By order of the Board
Zoomlion Heavy Industry Science and Technology Co., Ltd.*
Zhan Chunxin
Chairman
Changsha, the PRC, 25 November 2025
As at the date of this notice, the executive director of the Company is Dr. Zhan Chunxin; the non-executive directors are Mr. He Liu and Mr. Wang Xianping; and the independent non-executive directors are Mr. Zhang Chenghu, Mr. Huang Guobin, Mr. Wu Baohai and Ms. Huang Jun.
Notes:
(1) Eligibility for attending the H Shares Class Meeting and closure of H share register of members
The H share register of members of the Company will be closed for the purpose of determining entitlement of holders of H shares to attend and vote at the H Shares Class Meeting, from Monday, 8 December 2025 to Thursday, 11 December 2025 (both days inclusive), during which period no transfer of shares will be registered. Holders of H shares whose names appear on the H share register of members of the Company on Thursday, 11 December 2025 are entitled to attend and vote at the H Shares Class Meeting. In order to attend and vote at the H Shares Class Meeting, holders of H shares should ensure that all transfer documents, accompanied by the relevant share certificates, are lodged with the Company's H share registrar, Computershare Hong Kong Investor Services Limited, at Shops 1712-16, 17th Floor, Hopewell Centre, 183 Queen's Road East, Wan Chai, Hong Kong not later than 4:30 p.m. on Friday, 5 December 2025.
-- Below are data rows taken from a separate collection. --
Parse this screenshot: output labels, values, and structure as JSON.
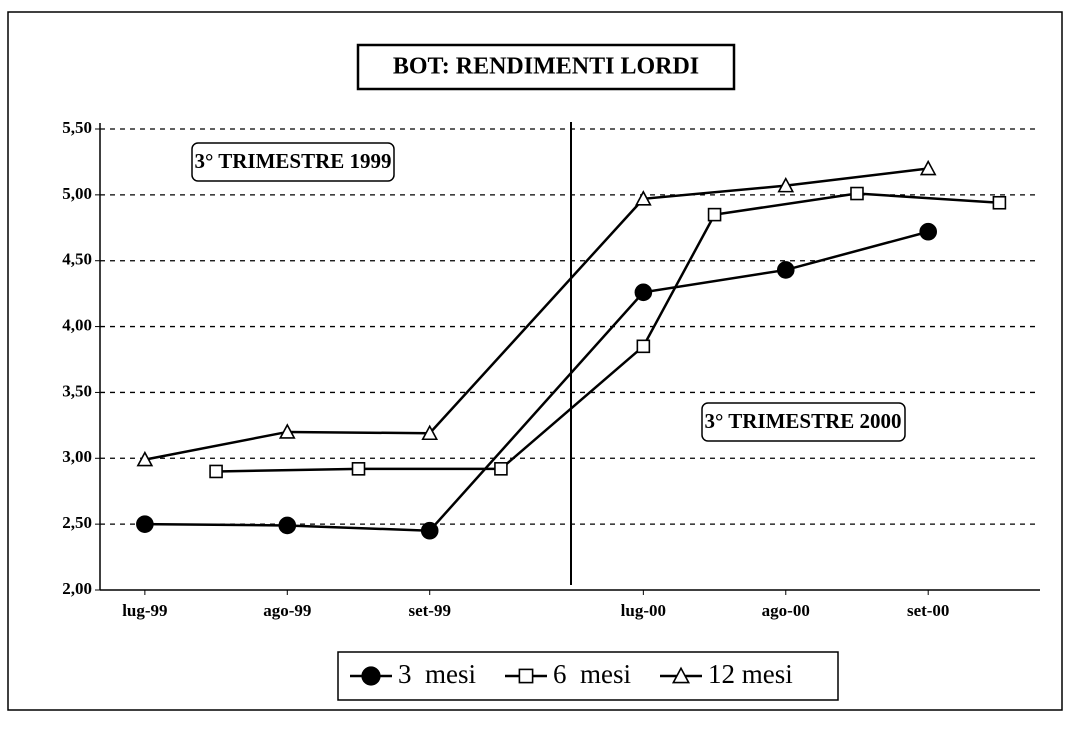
{
  "chart_data": {
    "type": "line",
    "title": "BOT: RENDIMENTI  LORDI",
    "annotations": [
      "3° TRIMESTRE 1999",
      "3° TRIMESTRE 2000"
    ],
    "xticks": [
      {
        "value": 0,
        "label": "lug-99"
      },
      {
        "value": 2,
        "label": "ago-99"
      },
      {
        "value": 4,
        "label": "set-99"
      },
      {
        "value": 7,
        "label": "lug-00"
      },
      {
        "value": 9,
        "label": "ago-00"
      },
      {
        "value": 11,
        "label": "set-00"
      }
    ],
    "xlim": [
      -0.63,
      12.57
    ],
    "ylim": [
      2.0,
      5.5
    ],
    "yticks": [
      {
        "value": 2.0,
        "label": "2,00"
      },
      {
        "value": 2.5,
        "label": "2,50"
      },
      {
        "value": 3.0,
        "label": "3,00"
      },
      {
        "value": 3.5,
        "label": "3,50"
      },
      {
        "value": 4.0,
        "label": "4,00"
      },
      {
        "value": 4.5,
        "label": "4,50"
      },
      {
        "value": 5.0,
        "label": "5,00"
      },
      {
        "value": 5.5,
        "label": "5,50"
      }
    ],
    "grid": true,
    "legend": "bottom",
    "series": [
      {
        "name": "3  mesi",
        "color": "#000000",
        "marker": "circle",
        "x": [
          0,
          2,
          4,
          7,
          9,
          11
        ],
        "values": [
          2.5,
          2.49,
          2.45,
          4.26,
          4.43,
          4.72
        ]
      },
      {
        "name": "6  mesi",
        "color": "#000000",
        "marker": "square",
        "x": [
          1,
          3,
          5,
          7,
          8,
          10,
          12
        ],
        "values": [
          2.9,
          2.92,
          2.92,
          3.85,
          4.85,
          5.01,
          4.94
        ]
      },
      {
        "name": "12 mesi",
        "color": "#000000",
        "marker": "triangle",
        "x": [
          0,
          2,
          4,
          7,
          9,
          11
        ],
        "values": [
          2.99,
          3.2,
          3.19,
          4.97,
          5.07,
          5.2
        ]
      }
    ]
  }
}
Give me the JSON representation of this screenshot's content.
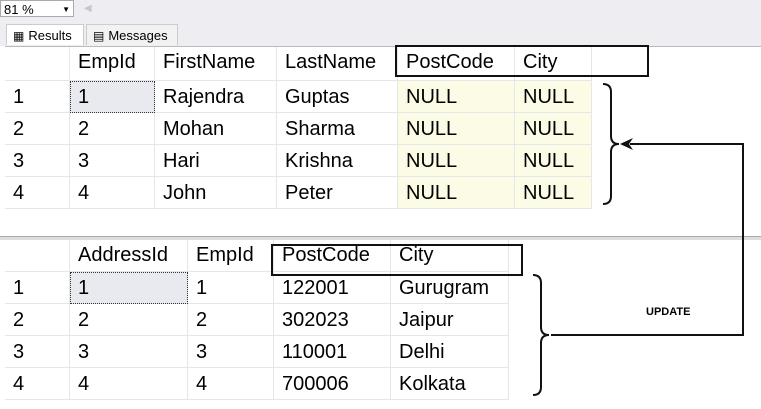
{
  "toolbar": {
    "zoom": "81 %"
  },
  "tabs": [
    {
      "label": "Results",
      "icon": "grid-icon"
    },
    {
      "label": "Messages",
      "icon": "messages-icon"
    }
  ],
  "grid1": {
    "columns": [
      "EmpId",
      "FirstName",
      "LastName",
      "PostCode",
      "City"
    ],
    "rows": [
      {
        "n": "1",
        "cells": [
          "1",
          "Rajendra",
          "Guptas",
          "NULL",
          "NULL"
        ]
      },
      {
        "n": "2",
        "cells": [
          "2",
          "Mohan",
          "Sharma",
          "NULL",
          "NULL"
        ]
      },
      {
        "n": "3",
        "cells": [
          "3",
          "Hari",
          "Krishna",
          "NULL",
          "NULL"
        ]
      },
      {
        "n": "4",
        "cells": [
          "4",
          "John",
          "Peter",
          "NULL",
          "NULL"
        ]
      }
    ]
  },
  "grid2": {
    "columns": [
      "AddressId",
      "EmpId",
      "PostCode",
      "City"
    ],
    "rows": [
      {
        "n": "1",
        "cells": [
          "1",
          "1",
          "122001",
          "Gurugram"
        ]
      },
      {
        "n": "2",
        "cells": [
          "2",
          "2",
          "302023",
          "Jaipur"
        ]
      },
      {
        "n": "3",
        "cells": [
          "3",
          "3",
          "110001",
          "Delhi"
        ]
      },
      {
        "n": "4",
        "cells": [
          "4",
          "4",
          "700006",
          "Kolkata"
        ]
      }
    ]
  },
  "annotation": {
    "label": "UPDATE"
  }
}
- For identification purpose only
NOTICE OF H SHARES CLASS MEETING
(2) Proxy
a. Each shareholder entitled to attend and vote at the H Shares Class Meeting may appoint one or more proxies in writing to attend and vote on his behalf. A proxy need not be a shareholder.
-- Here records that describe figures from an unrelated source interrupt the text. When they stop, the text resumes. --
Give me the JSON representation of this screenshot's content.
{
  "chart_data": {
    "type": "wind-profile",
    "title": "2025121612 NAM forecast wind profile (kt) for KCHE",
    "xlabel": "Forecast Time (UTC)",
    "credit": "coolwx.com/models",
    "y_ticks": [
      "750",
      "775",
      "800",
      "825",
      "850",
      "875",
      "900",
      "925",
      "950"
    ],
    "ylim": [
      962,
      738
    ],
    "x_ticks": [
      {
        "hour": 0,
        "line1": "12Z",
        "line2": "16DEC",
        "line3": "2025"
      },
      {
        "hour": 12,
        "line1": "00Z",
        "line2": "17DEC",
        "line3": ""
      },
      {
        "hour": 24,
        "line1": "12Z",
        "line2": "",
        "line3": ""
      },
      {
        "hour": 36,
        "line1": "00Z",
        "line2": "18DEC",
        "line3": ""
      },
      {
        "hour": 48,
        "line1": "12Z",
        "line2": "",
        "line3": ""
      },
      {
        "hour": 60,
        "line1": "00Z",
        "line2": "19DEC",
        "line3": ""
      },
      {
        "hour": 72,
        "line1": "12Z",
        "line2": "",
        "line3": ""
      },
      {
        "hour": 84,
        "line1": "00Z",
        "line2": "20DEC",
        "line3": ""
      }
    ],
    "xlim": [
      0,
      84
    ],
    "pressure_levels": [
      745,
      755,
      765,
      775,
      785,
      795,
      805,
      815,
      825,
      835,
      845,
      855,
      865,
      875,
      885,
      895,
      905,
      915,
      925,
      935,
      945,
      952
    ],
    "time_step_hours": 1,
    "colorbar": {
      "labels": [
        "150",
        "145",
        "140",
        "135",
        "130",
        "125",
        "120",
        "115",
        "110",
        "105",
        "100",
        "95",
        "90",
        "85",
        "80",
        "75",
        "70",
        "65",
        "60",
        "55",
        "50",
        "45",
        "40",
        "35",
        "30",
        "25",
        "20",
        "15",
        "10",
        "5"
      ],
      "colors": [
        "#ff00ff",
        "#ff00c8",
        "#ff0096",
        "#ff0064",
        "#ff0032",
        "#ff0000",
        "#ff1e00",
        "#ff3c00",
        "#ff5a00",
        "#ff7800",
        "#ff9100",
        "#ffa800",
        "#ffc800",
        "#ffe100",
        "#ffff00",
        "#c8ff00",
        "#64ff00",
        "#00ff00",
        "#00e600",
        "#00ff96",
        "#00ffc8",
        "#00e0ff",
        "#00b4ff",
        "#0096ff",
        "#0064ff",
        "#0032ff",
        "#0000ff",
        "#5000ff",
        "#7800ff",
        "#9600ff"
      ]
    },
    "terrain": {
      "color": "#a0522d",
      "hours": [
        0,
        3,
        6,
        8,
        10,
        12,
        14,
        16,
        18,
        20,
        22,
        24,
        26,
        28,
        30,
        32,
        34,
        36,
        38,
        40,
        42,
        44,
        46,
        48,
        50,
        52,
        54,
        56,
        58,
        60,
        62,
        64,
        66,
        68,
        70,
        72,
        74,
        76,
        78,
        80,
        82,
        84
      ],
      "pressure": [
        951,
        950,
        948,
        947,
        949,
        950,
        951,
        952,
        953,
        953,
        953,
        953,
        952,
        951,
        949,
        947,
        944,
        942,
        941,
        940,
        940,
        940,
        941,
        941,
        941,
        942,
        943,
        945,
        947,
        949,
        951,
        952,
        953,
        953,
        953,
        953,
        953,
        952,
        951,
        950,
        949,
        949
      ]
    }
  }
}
b. The instrument appointing a proxy must be in writing by the appointor or his attorney duly authorised in writing, or if the appointor is a legal entity, either under seal or signed by a director or a duly authorised attorney. If that instrument is signed by an attorney of the appointor, the power of attorney authorising that attorney to sign or other authorisation document must be notarised.
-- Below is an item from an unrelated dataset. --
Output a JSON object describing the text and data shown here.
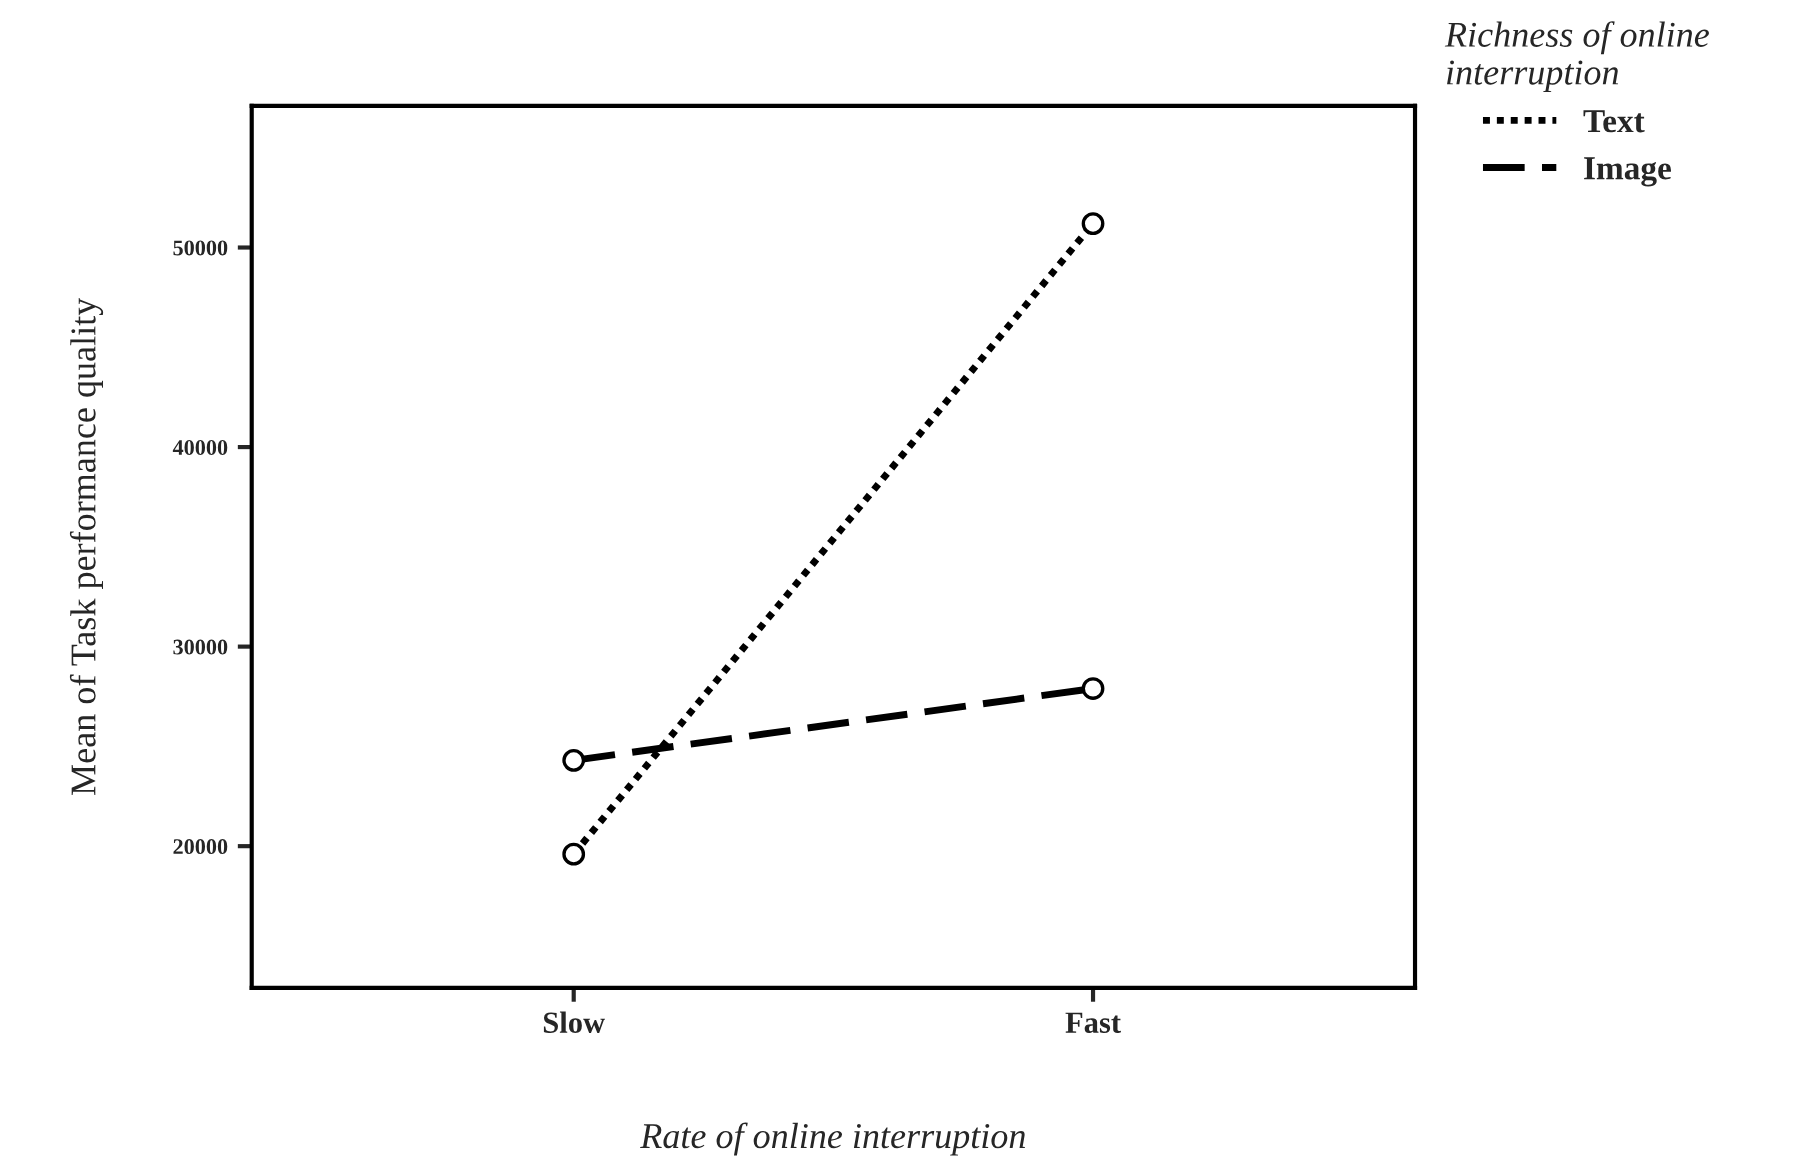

c. To be valid, for holders of H shares, the proxy form and notarised power of attorney or other authorisation document must be delivered to the Company's H share registrar, Computershare Hong Kong Investor Services Limited, at 17M Floor, Hopewell Centre, 183 Queen's Road East, Wan Chai, Hong Kong not less than 24 hours before the time appointed for the H Shares Class Meeting (proxy form for use at the H Shares Class Meeting is attached herewith). If a shareholder appoints more than one proxy, such proxies shall only exercise the right to vote by poll.
(3) Registration procedures for attending the H Shares Class Meeting
A shareholder or his proxy should produce proof of identity when attending the H Shares Class Meeting. If a shareholder is a legal entity, its legal representative or other person authorised by the board of directors or other governing body of such shareholder may attend the H Shares Class Meeting by producing a copy of the resolution of the board of directors or other governing body of such shareholder appointing such person to attend the meeting.
(4) Voting by poll
According to Rule 13.39(4) of Rules Governing the Listing of Securities on The Stock Exchange of Hong Kong Limited, any vote of shareholders at a general meeting must be taken by poll. Accordingly, the chairman of the H Shares Class Meeting will demand a poll in relation to all the proposed resolutions at the H Shares Class Meeting in accordance with the Company's articles of association.
(5) Miscellaneous
a. The H Shares Class Meeting is expected to last for no more than half a day. Shareholders (or their proxies) attending the meeting in person are responsible for their own transportation and accommodation expenses.
b. The address of Computershare Hong Kong Investor Services Limited is: 17M Floor, Hopewell Centre, 183 Queen's Road East, Wan Chai, Hong Kong.
c. The registered office of the Company is: No. 361, Yin Pen South Road, Changsha City, Hunan Province, the PRC. Telephone: (86 731) 88788432. Fax: (86 731) 85651157. Email: [email protected].